Other security vendors have corroborated the botnet’s activity: Cloudflare mitigated a 22.2 Tbps / 10.6 Bpps attack tied to the same botnet, while Qi’anxin reported an 11.5 Tbps incident days earlier. Aisuru’s operators have also abused Cloudflare’s DNS ranking visibility by flooding its 1.1.1.1 resolver with malicious queries to artificially boost their domains. Cloudflare has since implemented measures to hide or redact malicious domains from public rankings. The surge in Aisuru-related DDoS traffic aligns with Cloudflare’s broader reporting that DDoS attacks surged dramatically in 2024, with a 358% YoY increase.
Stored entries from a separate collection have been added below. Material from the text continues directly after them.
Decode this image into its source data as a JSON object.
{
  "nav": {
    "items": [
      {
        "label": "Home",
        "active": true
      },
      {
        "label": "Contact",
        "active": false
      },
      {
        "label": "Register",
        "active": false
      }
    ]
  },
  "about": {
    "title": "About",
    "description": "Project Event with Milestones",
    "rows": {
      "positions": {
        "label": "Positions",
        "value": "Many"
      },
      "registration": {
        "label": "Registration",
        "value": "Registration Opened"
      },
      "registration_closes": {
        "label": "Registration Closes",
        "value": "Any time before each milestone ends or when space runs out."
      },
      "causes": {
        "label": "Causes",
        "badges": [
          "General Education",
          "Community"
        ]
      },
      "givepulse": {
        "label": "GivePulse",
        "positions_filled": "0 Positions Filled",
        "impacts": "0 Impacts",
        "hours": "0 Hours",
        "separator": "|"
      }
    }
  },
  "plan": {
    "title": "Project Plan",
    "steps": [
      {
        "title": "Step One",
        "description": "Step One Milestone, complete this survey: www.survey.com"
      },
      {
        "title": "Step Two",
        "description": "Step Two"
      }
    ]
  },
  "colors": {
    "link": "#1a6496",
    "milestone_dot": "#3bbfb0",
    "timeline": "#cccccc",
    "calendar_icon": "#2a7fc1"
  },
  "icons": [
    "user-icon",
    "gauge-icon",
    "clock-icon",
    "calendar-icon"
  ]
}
Security Officer Comments:
Aisuru continues to demonstrate that IoT-heavy botnets remain the most capable drivers of ultra-high–bandwidth DDoS operations, especially as attackers refine their ability to rapidly conscript vulnerable consumer devices at scale. The botnet’s sudden expansion following the TotoLink firmware compromise underscores how supply-chain footholds in IoT ecosystems can instantly amplify global threat capacity. The minimal spoofing used in the Azure attack suggests operators are prioritizing raw packet volume over stealth, likely betting that their sheer scale will outpace mitigation windows. The botnet’s DNS-manipulation activities also highlight a secondary objective, information warfare targeting trust systems, not just volumetric disruption. Artificially inflating domain popularity through DNS query floods could support future phishing, malware distribution, or reputation hijacking schemes.


Suggested Corrections:
Defenders should validate that their internet-exposed workloads have appropriate DDoS controls in place and that detection thresholds account for the rising baseline of high-rate UDP floods and packet-per-second saturation attacks. Regular tabletop exercises and controlled simulations can help identify operational gaps, ensure teams understand escalation paths, and confirm that telemetry sources, such as flow logs, PPS alerts, and global IP diversity monitoring, are tuned for multi-vector events at terabit scale. Maintaining architectural resilience through distributed ingress points, load balancing, and redundant DNS paths reduces the impact of single-endpoint targeting. As IoT botnets like Aisuru continue to grow alongside residential broadband capacity, maintaining visibility into abnormal bursts, cross-region traffic spikes, and unexpected edge-device behavior remains essential to preparing for and responding to large-scale volumetric attacks.